Sabtu, 16 Juni 2012

Krisis Kedelai dalam Hubungannya dengan Hukum Internasional yang Berlaku


          Beberapa bulan lalu isu mengenai krisis kedelai menjadi perbincangan yang tidak ada habisnya,bahkan hampir setiap stasiun televisi dalam acara berita menayangkan kondisi krisis kedelai ini yang akan menghambat perekonomian yang memakai bahan baku kedelai ini.

          Hukum internasional tidak lagi menjadi urusan para diplomat saja namun harus menjadi perhatian seluruh lapisan masyarakat. Berbagai pengaturan internasional ternyata berdampak langsung bagi kerugian petani kedelai dan produsen tahu-tempe di Indonesia.

          Salah satu penyebab dasar krisis kedelai ini adalah ketergantungan yang sangat besar terhadap kedelai impor. Ketika harga kedelai di pasar komoditi dunia naik, Pemerintah Indonesia tidak kuasa menahan kenaikan harga kedelai di dalam negeri .Ketergantungan yang berlebihan terhadap produk impor ini sudah disadari Pemerintah membahayakan ketahanan pangan.

Ketidakadilan Perjanjian Pertanian WTO

          Sistem perdagangan yang diatur dalam Perjanjian Pertanian WTO dikritik oleh banyak pihak sebagai suatu ketidakadilan global (global injustice) yang hanya mementingkan kepentingan negara maju, termasuk pada sektor pertanian.

          Perjanjian Pertanian WTO yang merupakan pondasi berlakunya liberalisasi pertanian sebenarnya memiliki tiga pilar utama: akses pasar (market access), dukungan domestik (domestic support), dan subsidi ekspor (export subsidy).

          Namun demikian, konsep liberalisasi ini hanya terfokus pada pilar pembukaan akses pasar yang menyebabkan kemudahan impor dan tarif bea masuk yang sangat murah. Hal ini yang kemudian memicu serbuan impor dan penurunan harga impor dari negara maju.Sementara itu, pilar subsidi ekspor dan dukungan domestik diabaikan.

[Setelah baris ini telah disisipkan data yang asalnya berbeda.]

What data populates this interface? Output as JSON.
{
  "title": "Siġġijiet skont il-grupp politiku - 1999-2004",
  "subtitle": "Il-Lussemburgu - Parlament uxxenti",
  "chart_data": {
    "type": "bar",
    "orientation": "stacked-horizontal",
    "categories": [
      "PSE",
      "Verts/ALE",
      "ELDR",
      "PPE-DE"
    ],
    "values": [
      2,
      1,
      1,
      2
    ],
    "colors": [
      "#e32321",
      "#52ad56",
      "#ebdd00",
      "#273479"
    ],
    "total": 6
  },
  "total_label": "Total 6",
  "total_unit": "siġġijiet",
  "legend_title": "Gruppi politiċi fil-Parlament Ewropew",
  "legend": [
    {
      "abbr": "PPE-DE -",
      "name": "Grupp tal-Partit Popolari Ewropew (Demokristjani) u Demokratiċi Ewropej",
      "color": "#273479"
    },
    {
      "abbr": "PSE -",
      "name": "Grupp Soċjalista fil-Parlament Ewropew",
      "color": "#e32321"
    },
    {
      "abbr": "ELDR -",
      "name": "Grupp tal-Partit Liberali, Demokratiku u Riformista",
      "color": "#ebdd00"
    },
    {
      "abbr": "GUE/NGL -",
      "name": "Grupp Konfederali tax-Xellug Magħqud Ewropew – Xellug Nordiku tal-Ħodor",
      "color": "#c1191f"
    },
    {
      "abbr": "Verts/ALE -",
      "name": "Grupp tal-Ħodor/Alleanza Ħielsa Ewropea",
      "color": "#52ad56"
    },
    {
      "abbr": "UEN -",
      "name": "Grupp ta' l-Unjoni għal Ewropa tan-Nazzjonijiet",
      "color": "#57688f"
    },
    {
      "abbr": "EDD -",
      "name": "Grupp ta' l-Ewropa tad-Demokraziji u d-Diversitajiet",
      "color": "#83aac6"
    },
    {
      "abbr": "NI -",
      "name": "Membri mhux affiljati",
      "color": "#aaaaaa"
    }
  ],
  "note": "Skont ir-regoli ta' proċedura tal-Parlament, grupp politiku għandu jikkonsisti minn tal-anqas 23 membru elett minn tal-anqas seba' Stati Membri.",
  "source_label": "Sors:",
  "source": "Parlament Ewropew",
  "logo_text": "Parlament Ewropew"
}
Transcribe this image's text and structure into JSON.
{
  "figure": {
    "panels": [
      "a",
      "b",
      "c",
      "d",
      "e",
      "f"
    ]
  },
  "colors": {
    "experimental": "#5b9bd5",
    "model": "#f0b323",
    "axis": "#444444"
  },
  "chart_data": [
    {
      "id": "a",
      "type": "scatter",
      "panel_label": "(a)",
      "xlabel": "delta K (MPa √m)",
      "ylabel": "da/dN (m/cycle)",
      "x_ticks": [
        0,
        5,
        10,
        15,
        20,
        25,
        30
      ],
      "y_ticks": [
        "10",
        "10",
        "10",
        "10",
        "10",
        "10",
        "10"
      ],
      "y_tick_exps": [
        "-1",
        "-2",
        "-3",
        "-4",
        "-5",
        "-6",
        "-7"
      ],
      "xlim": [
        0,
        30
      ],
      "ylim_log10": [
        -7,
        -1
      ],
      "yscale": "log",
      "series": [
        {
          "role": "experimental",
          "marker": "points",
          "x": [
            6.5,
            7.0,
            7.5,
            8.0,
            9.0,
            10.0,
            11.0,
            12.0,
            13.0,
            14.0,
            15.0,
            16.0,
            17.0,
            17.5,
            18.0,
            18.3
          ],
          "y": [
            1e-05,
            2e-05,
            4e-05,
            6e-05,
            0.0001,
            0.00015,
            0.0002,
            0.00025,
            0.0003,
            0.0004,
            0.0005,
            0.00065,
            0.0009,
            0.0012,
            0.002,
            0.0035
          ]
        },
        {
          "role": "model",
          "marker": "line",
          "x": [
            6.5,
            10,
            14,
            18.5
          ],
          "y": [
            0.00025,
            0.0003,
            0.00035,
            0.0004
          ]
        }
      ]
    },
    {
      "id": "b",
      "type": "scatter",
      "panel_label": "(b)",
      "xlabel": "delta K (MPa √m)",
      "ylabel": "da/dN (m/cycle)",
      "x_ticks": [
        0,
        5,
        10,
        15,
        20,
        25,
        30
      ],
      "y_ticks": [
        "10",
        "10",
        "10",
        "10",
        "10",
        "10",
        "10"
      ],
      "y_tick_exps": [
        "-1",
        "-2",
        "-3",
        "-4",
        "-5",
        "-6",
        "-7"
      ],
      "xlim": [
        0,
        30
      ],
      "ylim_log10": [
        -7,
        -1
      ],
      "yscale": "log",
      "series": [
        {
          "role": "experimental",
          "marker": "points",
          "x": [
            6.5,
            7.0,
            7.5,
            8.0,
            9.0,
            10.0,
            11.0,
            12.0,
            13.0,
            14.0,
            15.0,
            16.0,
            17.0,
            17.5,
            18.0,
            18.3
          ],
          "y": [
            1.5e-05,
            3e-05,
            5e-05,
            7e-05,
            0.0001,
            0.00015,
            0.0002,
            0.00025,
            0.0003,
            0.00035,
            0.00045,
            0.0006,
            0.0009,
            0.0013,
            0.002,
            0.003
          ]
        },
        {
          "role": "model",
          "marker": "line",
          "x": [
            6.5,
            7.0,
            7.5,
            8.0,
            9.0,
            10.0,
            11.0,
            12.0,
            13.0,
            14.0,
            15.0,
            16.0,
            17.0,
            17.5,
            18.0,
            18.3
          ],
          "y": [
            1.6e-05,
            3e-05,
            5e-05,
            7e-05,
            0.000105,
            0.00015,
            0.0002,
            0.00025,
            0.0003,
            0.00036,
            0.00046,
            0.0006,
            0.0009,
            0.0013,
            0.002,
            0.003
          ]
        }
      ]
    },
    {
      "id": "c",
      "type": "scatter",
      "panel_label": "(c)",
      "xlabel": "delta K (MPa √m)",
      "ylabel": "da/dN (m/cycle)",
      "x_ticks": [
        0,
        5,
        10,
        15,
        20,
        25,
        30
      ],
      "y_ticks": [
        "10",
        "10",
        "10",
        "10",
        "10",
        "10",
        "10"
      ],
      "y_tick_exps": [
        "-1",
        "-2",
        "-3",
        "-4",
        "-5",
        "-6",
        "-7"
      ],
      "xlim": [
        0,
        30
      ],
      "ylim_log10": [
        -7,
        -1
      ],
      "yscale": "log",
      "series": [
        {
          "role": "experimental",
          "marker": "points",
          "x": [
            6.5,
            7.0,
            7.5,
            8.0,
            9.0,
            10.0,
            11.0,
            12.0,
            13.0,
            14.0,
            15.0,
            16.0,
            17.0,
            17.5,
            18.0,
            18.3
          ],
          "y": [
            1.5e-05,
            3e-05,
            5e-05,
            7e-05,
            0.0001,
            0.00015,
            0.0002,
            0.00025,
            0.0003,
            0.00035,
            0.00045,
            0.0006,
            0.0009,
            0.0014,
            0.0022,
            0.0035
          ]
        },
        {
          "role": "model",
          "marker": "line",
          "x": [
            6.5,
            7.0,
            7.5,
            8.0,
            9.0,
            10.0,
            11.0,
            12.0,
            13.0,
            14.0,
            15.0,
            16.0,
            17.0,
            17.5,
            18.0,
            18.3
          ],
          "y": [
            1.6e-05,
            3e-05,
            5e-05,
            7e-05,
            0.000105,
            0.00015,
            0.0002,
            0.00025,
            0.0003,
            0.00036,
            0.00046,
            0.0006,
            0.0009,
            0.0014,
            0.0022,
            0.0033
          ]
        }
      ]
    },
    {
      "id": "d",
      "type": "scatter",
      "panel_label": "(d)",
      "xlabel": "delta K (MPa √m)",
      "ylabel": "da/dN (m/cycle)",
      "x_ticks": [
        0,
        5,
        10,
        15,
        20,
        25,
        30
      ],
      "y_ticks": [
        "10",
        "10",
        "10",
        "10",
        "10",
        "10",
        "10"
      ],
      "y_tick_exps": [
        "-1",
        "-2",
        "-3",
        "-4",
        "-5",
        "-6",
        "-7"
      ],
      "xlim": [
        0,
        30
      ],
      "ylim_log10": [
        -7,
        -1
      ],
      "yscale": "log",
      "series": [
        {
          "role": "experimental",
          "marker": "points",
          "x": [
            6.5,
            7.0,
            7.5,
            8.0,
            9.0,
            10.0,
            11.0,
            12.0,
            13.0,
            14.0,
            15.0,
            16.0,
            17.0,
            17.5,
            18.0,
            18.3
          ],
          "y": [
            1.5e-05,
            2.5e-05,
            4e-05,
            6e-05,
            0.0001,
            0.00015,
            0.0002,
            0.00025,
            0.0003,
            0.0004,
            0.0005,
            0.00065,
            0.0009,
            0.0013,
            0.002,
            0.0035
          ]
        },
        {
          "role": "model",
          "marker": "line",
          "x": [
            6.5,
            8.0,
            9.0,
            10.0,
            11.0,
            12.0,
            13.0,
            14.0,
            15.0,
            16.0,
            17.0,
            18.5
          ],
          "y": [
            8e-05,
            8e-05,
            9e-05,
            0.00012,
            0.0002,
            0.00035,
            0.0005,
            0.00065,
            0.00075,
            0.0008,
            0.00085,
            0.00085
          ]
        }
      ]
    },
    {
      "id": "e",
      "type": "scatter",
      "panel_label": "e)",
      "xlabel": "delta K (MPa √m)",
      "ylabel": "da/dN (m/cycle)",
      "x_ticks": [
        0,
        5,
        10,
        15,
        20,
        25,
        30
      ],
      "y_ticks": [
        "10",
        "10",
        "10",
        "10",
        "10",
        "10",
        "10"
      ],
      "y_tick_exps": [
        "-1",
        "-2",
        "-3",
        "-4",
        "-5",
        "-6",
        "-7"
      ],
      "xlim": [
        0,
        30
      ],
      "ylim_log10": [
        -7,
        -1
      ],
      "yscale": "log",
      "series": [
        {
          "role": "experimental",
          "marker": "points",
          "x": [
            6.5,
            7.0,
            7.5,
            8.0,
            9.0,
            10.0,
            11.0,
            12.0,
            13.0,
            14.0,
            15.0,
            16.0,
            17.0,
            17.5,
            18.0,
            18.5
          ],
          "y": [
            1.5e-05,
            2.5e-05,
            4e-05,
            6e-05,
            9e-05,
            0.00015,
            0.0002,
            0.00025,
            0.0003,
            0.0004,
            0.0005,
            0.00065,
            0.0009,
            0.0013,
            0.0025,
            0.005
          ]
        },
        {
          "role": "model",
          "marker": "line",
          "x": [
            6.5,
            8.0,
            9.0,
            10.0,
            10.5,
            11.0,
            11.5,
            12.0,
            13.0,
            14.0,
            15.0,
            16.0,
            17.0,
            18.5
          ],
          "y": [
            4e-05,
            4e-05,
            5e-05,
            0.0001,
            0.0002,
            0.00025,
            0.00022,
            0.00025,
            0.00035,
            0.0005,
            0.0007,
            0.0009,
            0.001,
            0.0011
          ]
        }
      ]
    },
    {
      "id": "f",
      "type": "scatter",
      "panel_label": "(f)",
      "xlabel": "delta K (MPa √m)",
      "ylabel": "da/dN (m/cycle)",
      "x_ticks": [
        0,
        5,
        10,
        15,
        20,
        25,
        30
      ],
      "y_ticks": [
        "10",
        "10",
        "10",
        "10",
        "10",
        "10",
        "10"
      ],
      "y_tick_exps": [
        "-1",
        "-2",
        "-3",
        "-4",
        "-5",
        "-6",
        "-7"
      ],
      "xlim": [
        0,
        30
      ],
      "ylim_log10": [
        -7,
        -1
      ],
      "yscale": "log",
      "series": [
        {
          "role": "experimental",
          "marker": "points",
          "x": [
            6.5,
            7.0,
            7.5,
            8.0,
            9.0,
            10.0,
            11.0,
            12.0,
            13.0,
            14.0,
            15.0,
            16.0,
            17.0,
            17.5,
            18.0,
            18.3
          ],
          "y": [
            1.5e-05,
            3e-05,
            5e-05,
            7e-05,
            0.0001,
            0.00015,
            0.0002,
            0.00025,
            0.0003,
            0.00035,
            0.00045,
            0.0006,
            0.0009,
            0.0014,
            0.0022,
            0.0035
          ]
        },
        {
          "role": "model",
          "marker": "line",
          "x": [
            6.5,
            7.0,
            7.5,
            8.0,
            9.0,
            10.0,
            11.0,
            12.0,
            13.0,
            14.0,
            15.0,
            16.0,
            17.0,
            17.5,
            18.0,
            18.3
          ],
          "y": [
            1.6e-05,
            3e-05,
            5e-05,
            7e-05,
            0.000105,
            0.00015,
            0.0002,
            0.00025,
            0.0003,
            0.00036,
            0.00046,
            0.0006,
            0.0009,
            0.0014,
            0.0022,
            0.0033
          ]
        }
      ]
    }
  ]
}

          Selain itu, perlakuan khusus (special and differential treatment) yang diperoleh negara berkembang ternyata dianggap tidak efektif dan kurang fleksibel (Apriantono: 2007, 454). Ekspor produk pertanian dari negara berkembang pun masih terbentur perjanjian WTO lainnya yaitu mengenai sanitary dan phytosanitary (SPS) yang mengatur standar kesehatan manusia, hewan, dan tanaman. Standar internasional demikian tentu sangat sulit dipenuhi oleh petani dari negara berkembang.

          Hasilnya, pasar pertanian negara maju relatif masih tertutup dari eskpor negara berkembang. Di sisi lain, negara maju sangat menikmati liberalisasi pertanian dengan terbukanya pasar negara berkembang.

Ketidakadilan ini memicu diluncurkannya Putaran Pembangunan Doha tahun 2001 sebagai komitmen bersama negara maju dan negara berkembang untuk menjadikan perdagangan sebagai kunci dari pembangunan dan kesejahteraan


Reformasi Hukum Pertanian Internasional


          Pengurangan subsidi negara maju menjadi fokus dari proposal amandemen Perjanjian Pertanian. Indonesia sendiri menjadi motor dari kelompok G-33 yang memperjuangkan gagasan baru mengenai perlakuan khusus bagi negara berkembang.

          Gagasan tersebut tertuang ke dalam konsep Special Products (SP) yang menginginkan agar sejumlah produk pertanian memperoleh fleksibilitas penurunan tarif, dan Special Safeguard Mechanism (SSM) sebagai perlindungan sementara dari ancaman serbuan impor dan penurunan harga impor.

Tantangan Indonesia

          Dengan semakin terkaitnya aktivitas ekonomi, hukum internasional harus menjadi aspek yang tidak boleh terlupakan dalam upaya untuk membangun pertanian Indonesia yang bertujuan untuk memacu pembangunan dan menciptakan kesejahteraan.

          Hal ini tentu menjadi tantangan tersendiri bagi diplomasi Indonesia dalam membentuk hukum yang berorientasi keadilan global. Namun demikian, penguatan kapasitas domestik harus menjadi fokus yang utama karena tanpanya, Indonesia tidak mungkin memiliki sesuatu untuk diperjuangkan pada fora internasional.